Not long ago, I wanted to better understand the notions of “deeply” and “shallowly” embedded languages. Here I mean “embedded” in the sense of, say, “domain-specific language embedded in Haskell”, although it doesn’t actually matter to me what the host language is, or whether the embedded language is “domain-specific”.

My understanding of the difference had been something like this:

  • A shallow embedding involves piggybacking on the ASTs of the host language. A program in the embedded language consists of calls to functions that the author of the embedded language has defined, and the host language’s ASTs are the only ASTs that there are.

  • In a deep embedding, the author of the embedded language comes up with their own AST type.
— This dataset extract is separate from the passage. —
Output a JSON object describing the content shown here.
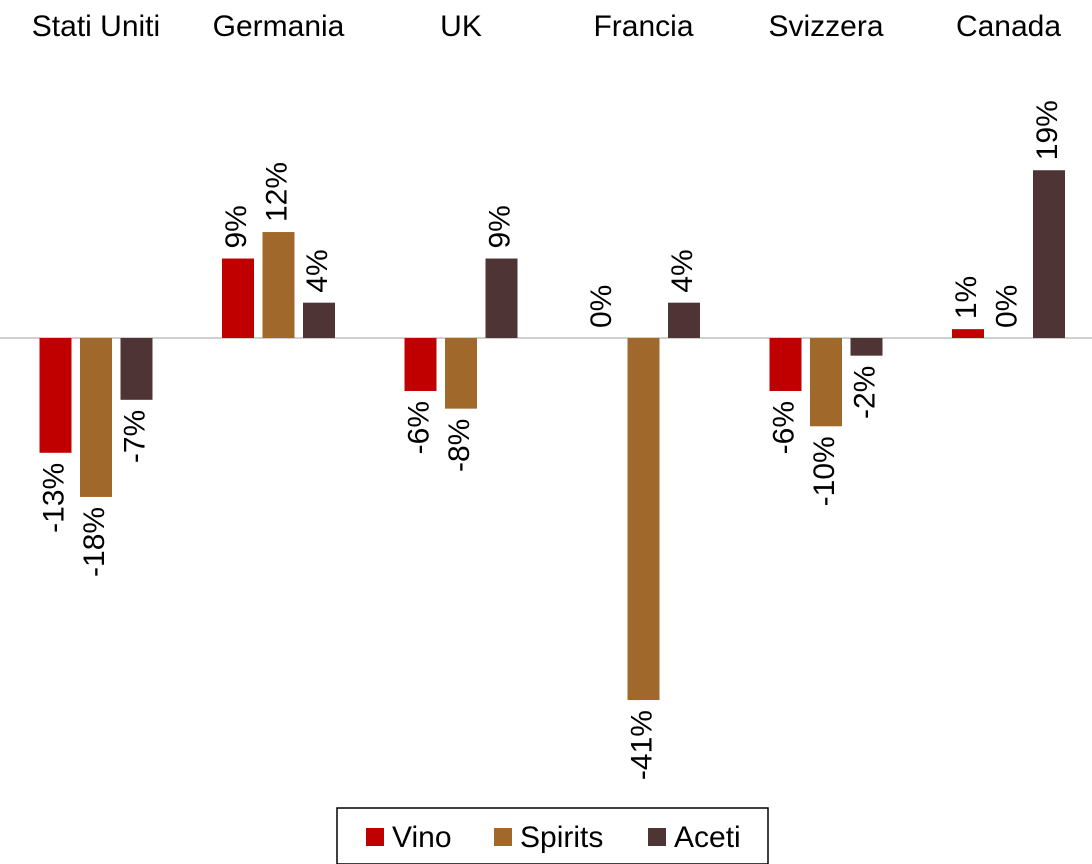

A program in the embedded language gets parsed into an AST that, while being a host-language data structure, may or may not be wildly different from the host language’s ASTs.1

I asked a few colleagues from IU if they thought this understanding was more or less correct, and although nobody exactly said “no”, the distinction between deep and shallow embeddings took a turn for the much less clear-cut. Ken Shan wrote:

I think a deep embedding is where a program in the embedded language is represented by a value in the host language. Here “represent” means that, for each operation that I want to perform on programs in the embedded language (such as running them, printing them, compiling them, listing the names of free and bound variables in them), I can write a function in the host language that takes such a value and performs the operation.

This way of looking at things seems a lot more general than the way I’m defining “deep embedding” above. A “value in the host language” could be an AST, but it could also be something else. Ken went on to say:

So, the more operations I want to perform, the fewer embeddings count as deep. If all I want to do is to run the program, then a shallow embedding counts as a deep embedding!

I don’t have a good response to this other than “whooooooa”, but in any case, it seems like the notions of shallow embedding and deep embedding are a lot less distinct than I had thought. Whether a language’s embedding is shallow or deep seems analogous to the question of whether a language is “high-level” or “low-level”. It might be either, depending on where you’re standing and what you want to do.

Wren Romano expanded on that idea:

A (shallowly) embedded language is when you take some library and – as a client – you come to think of it less as a “library” and more as a “language”. This is a squishy boundary, but I think we get far more agreement over when it happens than is entirely reasonable. (In the same sense as mathematics being unreasonably effective for science.) Part of what it is to be a language is that the interface belies a deep-seated conceptual structure that makes it feel natural and holistic, makes it feel like a “language”.

A deeply embedded language is when the same thing happens, but on the server side: when we stop thinking so much about providing an API and start thinking about providing a language – with all the question that language designers start to ask: about optimizations, desugarings, analyses, syntactic representations, and all that. This too is a very squishy boundary: when is it that you stop thinking about “your library code” and start thinking about “your compiler”? Is it when you no longer directly interpret the grammar someone gave your parser, but instead perform analysis on the grammar in order to optimize the transitions between parser states? Is it when you work to recover shared subexpressions and add dead-code elimination passes? Is it when you develop multiple semantic interpretations? Is it when you add a type system?

And Cameron Swords added:

I can imagine a library that users start to think of as a language, only to have the library designer start working on it that way. What started out as a library may grow into a shallow EDSL and from there grow into a deep EDSL. In all of this, though, the exact moment when we consider this project one thing or another seems more a matter of consensus than anything else.

I’m writing this post because although I see a lot of discussion online about shallow and deep embeddings, it doesn’t seem to capture or account for what Ken, Wren, and Cam are saying here. In fact, I see people concluding that deep embeddings are better, which seems to me about as nonsensical as saying that high-level languages are better than low-level languages. Better for what? “High-level” or “low-level” compared to what?

Thanks to Ken, Wren, Cam, and Dan Piponi for discussing the ideas in this post with me.

  1. One consequence of defining “deep embedding” this way is that we can think of every language as an embedded language! A standalone language can be considered deeply embedded in whatever language its compiler is written in.